Sir Peter Paul Rubens (Dutch pronunciation: ; 28 June 1577 – 30 May 1640) was a Flemish Baroque painter, and a proponent of an extravagant Baroque style that emphasized movement, color, and sensuality. He is well-known for his Counter-Reformation altarpieces, portraits, landscapes, and history paintings of mythological and allegorical subjects.
In addition to running a large studio in Antwerp that produced paintings popular with nobility and art collectors throughout Europe, Rubens was a classically educated humanist scholar, art collector, and diplomat who was knighted by both Philip IV, King of Spain, and Charles I, King of England.

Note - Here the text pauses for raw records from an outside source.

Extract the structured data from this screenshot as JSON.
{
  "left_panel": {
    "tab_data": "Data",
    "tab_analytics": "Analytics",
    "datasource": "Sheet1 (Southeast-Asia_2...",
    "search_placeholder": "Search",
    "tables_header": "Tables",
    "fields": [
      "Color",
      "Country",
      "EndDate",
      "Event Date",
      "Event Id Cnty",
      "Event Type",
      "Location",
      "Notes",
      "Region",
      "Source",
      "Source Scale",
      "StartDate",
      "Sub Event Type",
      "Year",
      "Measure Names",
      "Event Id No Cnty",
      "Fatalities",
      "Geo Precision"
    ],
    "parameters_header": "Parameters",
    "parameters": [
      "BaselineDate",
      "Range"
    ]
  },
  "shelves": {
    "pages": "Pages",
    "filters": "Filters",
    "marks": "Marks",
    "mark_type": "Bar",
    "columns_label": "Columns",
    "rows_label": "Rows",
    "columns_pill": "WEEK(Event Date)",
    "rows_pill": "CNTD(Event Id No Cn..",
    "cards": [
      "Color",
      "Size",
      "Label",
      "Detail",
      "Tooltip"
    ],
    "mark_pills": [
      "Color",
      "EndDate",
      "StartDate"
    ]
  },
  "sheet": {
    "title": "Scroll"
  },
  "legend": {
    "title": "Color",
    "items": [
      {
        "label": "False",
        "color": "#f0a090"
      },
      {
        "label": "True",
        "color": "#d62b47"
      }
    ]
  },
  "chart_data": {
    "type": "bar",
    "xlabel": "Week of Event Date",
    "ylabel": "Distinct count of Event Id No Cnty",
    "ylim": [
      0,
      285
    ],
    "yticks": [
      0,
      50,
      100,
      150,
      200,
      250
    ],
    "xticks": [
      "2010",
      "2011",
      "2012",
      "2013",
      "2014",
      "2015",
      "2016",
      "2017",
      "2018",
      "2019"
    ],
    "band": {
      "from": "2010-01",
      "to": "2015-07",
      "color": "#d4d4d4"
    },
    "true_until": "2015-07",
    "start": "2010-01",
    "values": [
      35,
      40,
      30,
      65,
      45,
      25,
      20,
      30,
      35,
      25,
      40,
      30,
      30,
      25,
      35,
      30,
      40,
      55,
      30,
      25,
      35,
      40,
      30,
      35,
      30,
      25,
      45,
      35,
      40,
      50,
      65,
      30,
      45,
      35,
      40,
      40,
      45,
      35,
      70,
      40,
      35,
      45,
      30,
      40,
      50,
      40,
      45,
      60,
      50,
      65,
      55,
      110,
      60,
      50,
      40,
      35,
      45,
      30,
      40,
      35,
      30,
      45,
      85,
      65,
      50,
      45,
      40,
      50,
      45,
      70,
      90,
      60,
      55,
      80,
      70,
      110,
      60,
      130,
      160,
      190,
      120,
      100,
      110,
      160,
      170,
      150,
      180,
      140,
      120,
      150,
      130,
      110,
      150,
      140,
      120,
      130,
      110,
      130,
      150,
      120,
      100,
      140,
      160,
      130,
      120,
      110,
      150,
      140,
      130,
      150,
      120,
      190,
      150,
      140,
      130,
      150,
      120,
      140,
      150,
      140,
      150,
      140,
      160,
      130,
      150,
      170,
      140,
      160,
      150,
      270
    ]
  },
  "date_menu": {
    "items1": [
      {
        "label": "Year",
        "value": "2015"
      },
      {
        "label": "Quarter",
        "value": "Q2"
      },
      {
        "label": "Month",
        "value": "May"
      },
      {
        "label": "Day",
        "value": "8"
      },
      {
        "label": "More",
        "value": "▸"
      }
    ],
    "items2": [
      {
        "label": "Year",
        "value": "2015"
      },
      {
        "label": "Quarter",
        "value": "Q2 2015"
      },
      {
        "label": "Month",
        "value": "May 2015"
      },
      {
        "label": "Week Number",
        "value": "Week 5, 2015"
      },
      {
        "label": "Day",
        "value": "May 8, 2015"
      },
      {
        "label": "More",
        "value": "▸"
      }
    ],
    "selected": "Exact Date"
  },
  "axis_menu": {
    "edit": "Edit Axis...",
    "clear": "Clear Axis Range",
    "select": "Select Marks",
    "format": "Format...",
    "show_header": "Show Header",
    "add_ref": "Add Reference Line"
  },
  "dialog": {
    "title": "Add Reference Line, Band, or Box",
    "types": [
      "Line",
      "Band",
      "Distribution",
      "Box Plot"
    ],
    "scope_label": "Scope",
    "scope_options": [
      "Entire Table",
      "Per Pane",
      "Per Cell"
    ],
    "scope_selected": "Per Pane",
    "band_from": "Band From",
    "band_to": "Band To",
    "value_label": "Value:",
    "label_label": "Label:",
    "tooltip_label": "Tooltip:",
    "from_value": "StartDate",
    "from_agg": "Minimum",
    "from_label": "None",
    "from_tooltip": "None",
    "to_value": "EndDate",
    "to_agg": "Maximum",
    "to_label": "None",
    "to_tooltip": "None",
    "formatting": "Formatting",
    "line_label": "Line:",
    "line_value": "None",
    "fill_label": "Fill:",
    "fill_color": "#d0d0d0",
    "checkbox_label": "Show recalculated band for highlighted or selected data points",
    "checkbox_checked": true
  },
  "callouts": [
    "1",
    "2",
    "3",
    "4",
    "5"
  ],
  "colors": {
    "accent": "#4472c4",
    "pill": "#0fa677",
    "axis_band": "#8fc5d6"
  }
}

Rubens was born in Siegen, Westphalia, to Jan Rubens and Maria Pypelincks. His father, a Calvinist, and mother fled Antwerp for Cologne in 1568, after increased religious turmoil and persecution of Protestants during the rule of the Spanish Netherlands by the Duke of Alba. Jan Rubens became the legal advisor (and lover) to Anna of Saxony, the second wife of William I of Orange, and settled at her court in Siegen in 1570. Following Jan Rubens' imprisonment for the affair, Peter Paul Rubens was born in 1577. The family returned to Cologne the next year. In 1589, two years after his father's death, Rubens moved with his mother to Antwerp, where he was raised as a Catholic. Religion figured prominently in much of his work and Rubens later became one of the leading voices of the Catholic Counter-Reformation style of painting (he had said "My passion comes from the heavens, not from earthly musings").